Some people say there are some dangers and yet others say there is no danger in hypnotism. So I was hoping to get a second opinion here.
Originally posted by ellbell
I know this sounds shocking, but I would be scared of getting raped or something horrible like that without knowing.
...Kieinhauz and Eli, reported four cases of "deleterious effects of hypnosis used in the dental setting."
1. The first was a woman successfully treated with dental hypnosis for removal of apprehension and analgesia. She asked her dentist to use hypnosis to help her stop smoking and she too developed in a very short time an anxiety-depressive reaction with obsessive thoughts and was unable to cope with everyday activities.

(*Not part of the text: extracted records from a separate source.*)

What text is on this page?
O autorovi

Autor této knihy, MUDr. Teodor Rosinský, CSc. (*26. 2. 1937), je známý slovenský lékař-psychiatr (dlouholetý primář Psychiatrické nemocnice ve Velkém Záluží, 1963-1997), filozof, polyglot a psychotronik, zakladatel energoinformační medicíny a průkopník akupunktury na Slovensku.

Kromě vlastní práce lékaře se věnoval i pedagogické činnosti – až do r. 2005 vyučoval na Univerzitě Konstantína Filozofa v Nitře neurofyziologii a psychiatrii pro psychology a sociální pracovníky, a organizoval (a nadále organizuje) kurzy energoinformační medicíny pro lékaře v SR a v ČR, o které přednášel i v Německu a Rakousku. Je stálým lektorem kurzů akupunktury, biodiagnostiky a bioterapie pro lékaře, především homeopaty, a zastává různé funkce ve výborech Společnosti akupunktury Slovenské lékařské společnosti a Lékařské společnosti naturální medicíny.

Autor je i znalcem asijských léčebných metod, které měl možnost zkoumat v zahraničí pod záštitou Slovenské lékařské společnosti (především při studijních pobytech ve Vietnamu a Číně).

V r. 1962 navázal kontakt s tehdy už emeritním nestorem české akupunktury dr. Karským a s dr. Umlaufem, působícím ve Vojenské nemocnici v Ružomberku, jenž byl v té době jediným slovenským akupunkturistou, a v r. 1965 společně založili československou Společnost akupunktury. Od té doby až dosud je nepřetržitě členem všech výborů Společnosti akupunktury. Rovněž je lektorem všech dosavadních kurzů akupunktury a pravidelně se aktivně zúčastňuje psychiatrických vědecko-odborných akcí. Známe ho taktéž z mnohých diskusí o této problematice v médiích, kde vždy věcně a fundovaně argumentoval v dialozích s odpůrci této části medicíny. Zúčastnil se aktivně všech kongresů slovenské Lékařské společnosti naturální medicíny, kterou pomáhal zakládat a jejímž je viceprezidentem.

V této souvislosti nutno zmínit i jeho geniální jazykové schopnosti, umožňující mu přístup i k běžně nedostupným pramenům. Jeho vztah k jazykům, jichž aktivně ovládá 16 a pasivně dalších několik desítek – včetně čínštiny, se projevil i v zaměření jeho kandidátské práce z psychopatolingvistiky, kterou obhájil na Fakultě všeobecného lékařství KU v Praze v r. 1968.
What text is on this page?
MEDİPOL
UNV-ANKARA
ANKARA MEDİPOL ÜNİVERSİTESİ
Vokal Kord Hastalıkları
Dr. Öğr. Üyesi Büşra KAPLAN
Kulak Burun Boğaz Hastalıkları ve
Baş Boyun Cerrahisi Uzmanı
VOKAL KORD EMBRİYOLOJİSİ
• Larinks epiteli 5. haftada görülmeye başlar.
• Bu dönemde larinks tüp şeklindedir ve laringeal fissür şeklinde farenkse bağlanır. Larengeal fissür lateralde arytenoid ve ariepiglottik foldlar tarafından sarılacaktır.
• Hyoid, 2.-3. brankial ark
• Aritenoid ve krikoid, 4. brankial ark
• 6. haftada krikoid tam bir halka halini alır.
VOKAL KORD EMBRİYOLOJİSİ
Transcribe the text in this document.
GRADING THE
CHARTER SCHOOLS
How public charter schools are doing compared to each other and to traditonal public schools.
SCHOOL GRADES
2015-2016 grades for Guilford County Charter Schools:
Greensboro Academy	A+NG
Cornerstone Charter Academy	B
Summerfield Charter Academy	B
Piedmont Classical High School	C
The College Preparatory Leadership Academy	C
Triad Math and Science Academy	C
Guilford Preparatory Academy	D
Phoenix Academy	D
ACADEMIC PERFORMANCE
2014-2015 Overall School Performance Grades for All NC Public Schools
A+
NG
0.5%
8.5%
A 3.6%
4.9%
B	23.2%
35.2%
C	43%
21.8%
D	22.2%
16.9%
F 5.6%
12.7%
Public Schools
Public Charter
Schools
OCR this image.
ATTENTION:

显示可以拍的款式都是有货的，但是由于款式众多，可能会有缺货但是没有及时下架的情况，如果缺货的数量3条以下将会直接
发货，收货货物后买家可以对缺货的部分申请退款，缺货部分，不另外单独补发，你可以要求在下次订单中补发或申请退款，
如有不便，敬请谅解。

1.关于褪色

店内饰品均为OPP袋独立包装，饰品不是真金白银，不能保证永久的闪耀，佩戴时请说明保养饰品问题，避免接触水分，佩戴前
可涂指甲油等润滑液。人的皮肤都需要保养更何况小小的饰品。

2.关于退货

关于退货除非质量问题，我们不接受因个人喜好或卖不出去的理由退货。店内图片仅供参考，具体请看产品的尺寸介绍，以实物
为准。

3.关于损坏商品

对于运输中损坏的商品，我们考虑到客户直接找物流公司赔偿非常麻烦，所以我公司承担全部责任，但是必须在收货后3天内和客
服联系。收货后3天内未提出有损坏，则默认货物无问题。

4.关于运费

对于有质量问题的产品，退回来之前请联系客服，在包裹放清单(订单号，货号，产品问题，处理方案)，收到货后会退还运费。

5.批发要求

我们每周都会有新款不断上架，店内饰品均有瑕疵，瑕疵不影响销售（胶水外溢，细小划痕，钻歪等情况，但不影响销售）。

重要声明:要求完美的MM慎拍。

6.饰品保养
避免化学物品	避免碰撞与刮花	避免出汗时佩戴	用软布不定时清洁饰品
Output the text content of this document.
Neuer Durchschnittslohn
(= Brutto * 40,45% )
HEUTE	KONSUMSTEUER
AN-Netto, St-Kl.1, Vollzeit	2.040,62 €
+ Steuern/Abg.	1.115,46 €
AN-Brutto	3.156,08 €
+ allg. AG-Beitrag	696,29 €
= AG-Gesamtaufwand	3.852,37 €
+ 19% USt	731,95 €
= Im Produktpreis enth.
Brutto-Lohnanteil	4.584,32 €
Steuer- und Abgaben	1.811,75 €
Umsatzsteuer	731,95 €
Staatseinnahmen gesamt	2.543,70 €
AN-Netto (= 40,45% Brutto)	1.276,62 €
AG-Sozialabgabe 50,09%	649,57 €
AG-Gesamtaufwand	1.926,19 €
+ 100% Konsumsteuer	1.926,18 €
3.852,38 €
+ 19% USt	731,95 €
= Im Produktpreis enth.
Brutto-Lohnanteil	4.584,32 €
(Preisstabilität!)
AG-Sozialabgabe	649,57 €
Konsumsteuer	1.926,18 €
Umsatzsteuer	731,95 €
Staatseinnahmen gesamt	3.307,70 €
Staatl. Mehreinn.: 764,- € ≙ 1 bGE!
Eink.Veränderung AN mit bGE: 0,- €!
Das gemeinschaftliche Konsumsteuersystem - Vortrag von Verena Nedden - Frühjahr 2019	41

2. The second one, a woman with dental phobia preventing dental treatment for ten years, received five sessions of relaxation and anxiety reduction. Finally she decided to begin dental work and “although the patient was in deep relaxation and showed no tension whatsoever, the moment local anesthetic injection was attempted she manifested a spontaneous abreaction with uncontrollable weeping and hyperventilation”.
3. The third case was a woman treated in four sessions for dental phobia. it was suggested to her that her “unusual good hypnotic response would occur whenever she would come for dental treatment”. She arrived at the next session feeling confused; she felt in a trance from the time that she left her house. She was responding literally to “the precise suggestion given so her the week before." The suggestion was changed to “the moment that she sat in the dental chair” and there were no further incidents.
4. The fourth case was a young woman treated with dental hypnosis for analgesia because of hypersensitivity to local anesthetics. She reported “feeling dizzy riding her motorcycle home” and it became apparent that the de-hypnotization was too quick and incomplete.
In spite of the safety of hypnotic induction, there are strong
psychological forces at work during therapy that must be
respected when hypnosis is used as a tool for change. If an
unexpected situation is encountered, and the hypnotist panics or
behaves irresponsibly, there is a very real risk in some cases of
existing psychological problems becoming exacerbated.